Chipotle first spoke with the CIW about joining the Fair Food Program back in 2009. Company spokesperson Chris Arnold said that Chipotle has long been interested in farm workers' rights, and thus saw its mission as closely aligned with that of the 19-year-old CIW. But the 2009 talks broke down because the CIW would have required that Chipotle get permission before buying any Florida tomatoes from non-approved growers. Chipotle executives were concerned that it would not always be able to source tomatoes of good quality from within the Fair Food Program network.
"That's a degree of control over our supply system that we weren't willing to relinquish to anyone," Arnold said.

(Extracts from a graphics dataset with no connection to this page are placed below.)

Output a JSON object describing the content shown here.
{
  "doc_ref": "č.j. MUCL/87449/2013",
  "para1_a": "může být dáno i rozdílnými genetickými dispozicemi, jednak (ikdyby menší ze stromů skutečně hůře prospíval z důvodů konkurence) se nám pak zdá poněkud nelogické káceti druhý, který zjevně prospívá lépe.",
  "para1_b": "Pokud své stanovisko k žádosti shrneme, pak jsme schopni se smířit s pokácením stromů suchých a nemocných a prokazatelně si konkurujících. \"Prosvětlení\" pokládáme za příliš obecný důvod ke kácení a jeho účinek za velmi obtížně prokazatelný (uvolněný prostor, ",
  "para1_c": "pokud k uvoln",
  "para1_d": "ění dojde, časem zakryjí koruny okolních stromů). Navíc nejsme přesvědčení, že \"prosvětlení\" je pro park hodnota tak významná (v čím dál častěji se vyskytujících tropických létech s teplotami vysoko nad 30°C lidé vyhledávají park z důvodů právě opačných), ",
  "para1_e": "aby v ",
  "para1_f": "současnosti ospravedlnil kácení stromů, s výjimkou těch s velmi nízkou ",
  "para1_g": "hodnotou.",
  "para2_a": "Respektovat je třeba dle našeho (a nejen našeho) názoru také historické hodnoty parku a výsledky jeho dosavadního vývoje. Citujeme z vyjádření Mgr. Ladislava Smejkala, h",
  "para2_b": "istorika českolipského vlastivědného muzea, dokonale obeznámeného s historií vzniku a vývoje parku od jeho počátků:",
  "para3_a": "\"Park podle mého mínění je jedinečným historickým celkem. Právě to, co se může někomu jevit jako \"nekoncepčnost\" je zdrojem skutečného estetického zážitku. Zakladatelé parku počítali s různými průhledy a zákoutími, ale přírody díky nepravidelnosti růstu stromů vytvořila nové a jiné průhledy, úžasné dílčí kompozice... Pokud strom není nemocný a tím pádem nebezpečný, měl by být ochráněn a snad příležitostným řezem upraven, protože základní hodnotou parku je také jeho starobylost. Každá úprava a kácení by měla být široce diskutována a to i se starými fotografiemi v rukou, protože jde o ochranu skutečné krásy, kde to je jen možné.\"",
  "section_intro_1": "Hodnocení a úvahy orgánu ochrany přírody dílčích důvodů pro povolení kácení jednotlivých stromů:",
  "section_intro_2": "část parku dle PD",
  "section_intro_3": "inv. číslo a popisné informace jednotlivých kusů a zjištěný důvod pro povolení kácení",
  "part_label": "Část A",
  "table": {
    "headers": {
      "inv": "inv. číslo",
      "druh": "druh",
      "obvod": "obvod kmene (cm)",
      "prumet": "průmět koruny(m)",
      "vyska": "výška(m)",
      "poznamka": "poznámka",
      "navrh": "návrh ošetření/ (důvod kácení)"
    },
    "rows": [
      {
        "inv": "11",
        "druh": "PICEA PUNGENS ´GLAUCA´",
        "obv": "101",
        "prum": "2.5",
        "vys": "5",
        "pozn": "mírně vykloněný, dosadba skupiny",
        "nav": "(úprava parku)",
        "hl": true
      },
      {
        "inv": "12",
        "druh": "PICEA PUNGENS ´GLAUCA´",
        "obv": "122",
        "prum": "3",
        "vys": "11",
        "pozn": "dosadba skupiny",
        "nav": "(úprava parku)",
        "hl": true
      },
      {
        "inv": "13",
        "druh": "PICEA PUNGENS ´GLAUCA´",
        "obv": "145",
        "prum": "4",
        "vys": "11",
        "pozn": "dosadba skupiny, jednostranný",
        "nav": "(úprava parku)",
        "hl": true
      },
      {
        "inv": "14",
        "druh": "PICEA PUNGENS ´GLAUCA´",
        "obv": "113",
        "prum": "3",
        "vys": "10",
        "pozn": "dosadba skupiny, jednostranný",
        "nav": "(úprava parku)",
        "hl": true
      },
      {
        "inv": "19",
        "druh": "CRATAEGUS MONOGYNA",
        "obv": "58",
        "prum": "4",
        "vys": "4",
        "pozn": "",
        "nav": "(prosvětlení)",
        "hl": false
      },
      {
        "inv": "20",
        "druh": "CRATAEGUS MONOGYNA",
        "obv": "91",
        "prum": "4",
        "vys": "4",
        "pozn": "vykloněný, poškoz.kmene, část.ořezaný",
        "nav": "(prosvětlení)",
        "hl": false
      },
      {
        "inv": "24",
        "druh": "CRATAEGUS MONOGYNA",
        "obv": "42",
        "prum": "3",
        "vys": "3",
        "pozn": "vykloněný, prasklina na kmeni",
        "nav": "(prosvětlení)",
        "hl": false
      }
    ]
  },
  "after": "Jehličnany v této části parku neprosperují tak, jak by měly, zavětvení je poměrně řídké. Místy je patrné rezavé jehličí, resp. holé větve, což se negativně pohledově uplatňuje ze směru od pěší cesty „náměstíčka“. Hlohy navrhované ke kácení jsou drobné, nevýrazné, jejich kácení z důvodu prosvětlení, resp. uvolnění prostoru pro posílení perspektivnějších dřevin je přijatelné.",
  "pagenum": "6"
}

Still, Chipotle indicated at the time that it would make buying CIW-approved tomatoes "a priority." Arnold says that in the three years since then, all the tomatoes the company has bought from Florida have been grown in farms in the CIW's network. He said that between 15 and 20 percent of Chipotle's total tomatoes come from the state, with the rest coming mostly from California and Arizona, but that Florida is its sole supplier of tomatoes for about 12 weeks each winter. Still, the company's decision to buy CIW-approved tomatoes was always voluntary; it could have changed suppliers at any time without repercussions.
Moreover, as CIW member and tomato picker Elvin Perez noted in a phone conversation with The Huffington Post, there was no way to tell whether Chipotle was actually living up to its word. "Now, it's transparent and verifiable that the money that Chipotle pays to increase tomato pickers' wages is actually getting to those workers," he said, in Spanish, through a translator.
On the other hand, at this point, it would be hard for Chipotle to buy non-CIW-approved Florida tomatoes, even if it tried. Because in 2010, the CIW signed a landmark agreement with the Florida Tomato Growers Exchange that mandated Fair Food Program standards on farms that grow 90 percent of Florida tomatoes.
"It won't change anything really in terms of our buying practices," Arnold said. "More than anything, it is a symbolic gesture that we are in agreement with them on this issue."
As such, Perez said that, though the CIW was grateful to gain another partner in its fight for pickers' rights, many in the group were confused by how long it had taken Chipotle to formally agree to the CIW's terms. Even Trader Joe's was considered a laggard when it joined the Fair Food Project in February.
"The truth is, none of us quite understood it," he said. "It bewildered us. All we know now is that that's no longer an issue."